Another bet is to attract companies in the streaming life sciences and healthcare sector, which have been swept up in vacant office space in North America for laboratory use. Canary Wharf executives He said Their strategy is to make the region one of Europe’s leading centers for life sciences.

biotech companies, startup companies, and government healthcare agencies have already set up camp. But Canary Wharf’s next landmark will be the 22-storey Life Sciences Building, expected to be completed in 2024, with the hope that it will create European life sciences research – an ambition shared by British elected officials, including Jeremy Hunt, Chancellor of the Exchequer.

In some ways, the long-term strategy seems to be working quite well. According to the agency that oversees Transport for London, the number of visitors to Canary Wharf during the last working week in June matched pre-pandemic levels. Over the weekend, traffic exceeded pre-pandemic levels by 181 percent.

Traffic has been greatly boosted by the opening of a new railway service, the Elizabeth Line, which connects the area to central London and Heathrow Airport. Shobi Khan, CEO of Canary Wharf Group, which To pour £150 million in development of the railway, the Elizabeth Line has been called a “game-changer”.

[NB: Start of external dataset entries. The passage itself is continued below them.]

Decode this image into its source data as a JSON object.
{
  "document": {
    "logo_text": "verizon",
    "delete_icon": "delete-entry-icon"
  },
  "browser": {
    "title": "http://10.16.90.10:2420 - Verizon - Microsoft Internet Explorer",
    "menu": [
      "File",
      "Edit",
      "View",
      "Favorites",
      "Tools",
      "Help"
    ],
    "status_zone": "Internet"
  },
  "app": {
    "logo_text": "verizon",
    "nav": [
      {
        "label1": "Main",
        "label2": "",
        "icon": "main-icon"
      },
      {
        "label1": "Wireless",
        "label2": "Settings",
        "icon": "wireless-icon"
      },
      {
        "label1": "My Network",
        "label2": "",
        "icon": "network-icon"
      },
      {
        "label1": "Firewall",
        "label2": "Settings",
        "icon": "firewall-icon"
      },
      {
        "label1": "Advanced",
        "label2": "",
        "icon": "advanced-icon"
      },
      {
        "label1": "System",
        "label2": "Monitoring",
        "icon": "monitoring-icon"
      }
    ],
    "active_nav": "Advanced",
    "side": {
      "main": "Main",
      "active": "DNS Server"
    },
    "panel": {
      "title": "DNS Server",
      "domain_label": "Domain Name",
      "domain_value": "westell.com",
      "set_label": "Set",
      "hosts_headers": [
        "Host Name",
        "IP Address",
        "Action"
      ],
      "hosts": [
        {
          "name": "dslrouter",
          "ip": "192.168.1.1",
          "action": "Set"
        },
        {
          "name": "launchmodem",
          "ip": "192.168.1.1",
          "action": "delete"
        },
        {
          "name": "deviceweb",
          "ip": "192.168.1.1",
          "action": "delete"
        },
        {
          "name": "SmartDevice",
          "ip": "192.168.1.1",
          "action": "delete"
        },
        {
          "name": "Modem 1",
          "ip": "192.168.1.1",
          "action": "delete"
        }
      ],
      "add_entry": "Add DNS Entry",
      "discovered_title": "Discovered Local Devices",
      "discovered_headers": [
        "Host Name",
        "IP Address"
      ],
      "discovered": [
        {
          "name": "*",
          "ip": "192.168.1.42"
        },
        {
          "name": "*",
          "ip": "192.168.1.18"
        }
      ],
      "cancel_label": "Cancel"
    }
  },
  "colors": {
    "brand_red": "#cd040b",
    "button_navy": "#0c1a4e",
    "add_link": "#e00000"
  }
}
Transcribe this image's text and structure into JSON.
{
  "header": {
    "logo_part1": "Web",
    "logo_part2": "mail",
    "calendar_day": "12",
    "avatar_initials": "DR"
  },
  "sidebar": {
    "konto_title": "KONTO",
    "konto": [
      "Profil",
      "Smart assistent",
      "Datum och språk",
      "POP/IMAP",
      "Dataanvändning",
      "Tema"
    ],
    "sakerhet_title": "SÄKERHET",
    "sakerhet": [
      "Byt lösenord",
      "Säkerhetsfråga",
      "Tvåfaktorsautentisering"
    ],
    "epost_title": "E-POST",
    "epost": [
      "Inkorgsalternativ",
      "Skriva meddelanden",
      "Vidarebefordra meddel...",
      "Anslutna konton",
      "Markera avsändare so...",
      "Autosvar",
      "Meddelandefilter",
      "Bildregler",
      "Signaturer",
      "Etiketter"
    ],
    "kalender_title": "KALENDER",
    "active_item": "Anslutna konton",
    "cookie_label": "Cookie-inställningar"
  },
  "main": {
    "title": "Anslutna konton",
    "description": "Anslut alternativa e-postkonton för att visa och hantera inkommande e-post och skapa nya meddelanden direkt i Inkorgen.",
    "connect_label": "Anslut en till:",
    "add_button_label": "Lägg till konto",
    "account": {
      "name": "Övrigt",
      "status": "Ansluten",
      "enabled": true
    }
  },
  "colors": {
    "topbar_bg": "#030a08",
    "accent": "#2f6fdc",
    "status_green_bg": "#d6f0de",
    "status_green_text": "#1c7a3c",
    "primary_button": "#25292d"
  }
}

Office workers still dominate mid-week lunch service in restaurants, said David Janzki, general manager of Big Easy Restaurant, in Canary Wharf. “The main thing we realized after the pandemic is that Thursday is the new Friday,” he said. Weekends are still busy, he said, with some diners from outside London coming to lunch.

However, Londoners are used to seeing Canary Wharf as a hub for white-collar workers and are not yet sold on spending too much time there. Jordan Croucher, an IT worker, said that although the rest of the city was accessible, he was moving south in search of more parks and being closer to friends. He said, “I tried it, and it’s not for me.”

Gina Greenidge, 39, who was meeting up with friends after work for a drink last Friday, said Canary Wharf was a place to start the night, but not to end it. “There’s just a little bit of the human touch that still feels missing,” she said.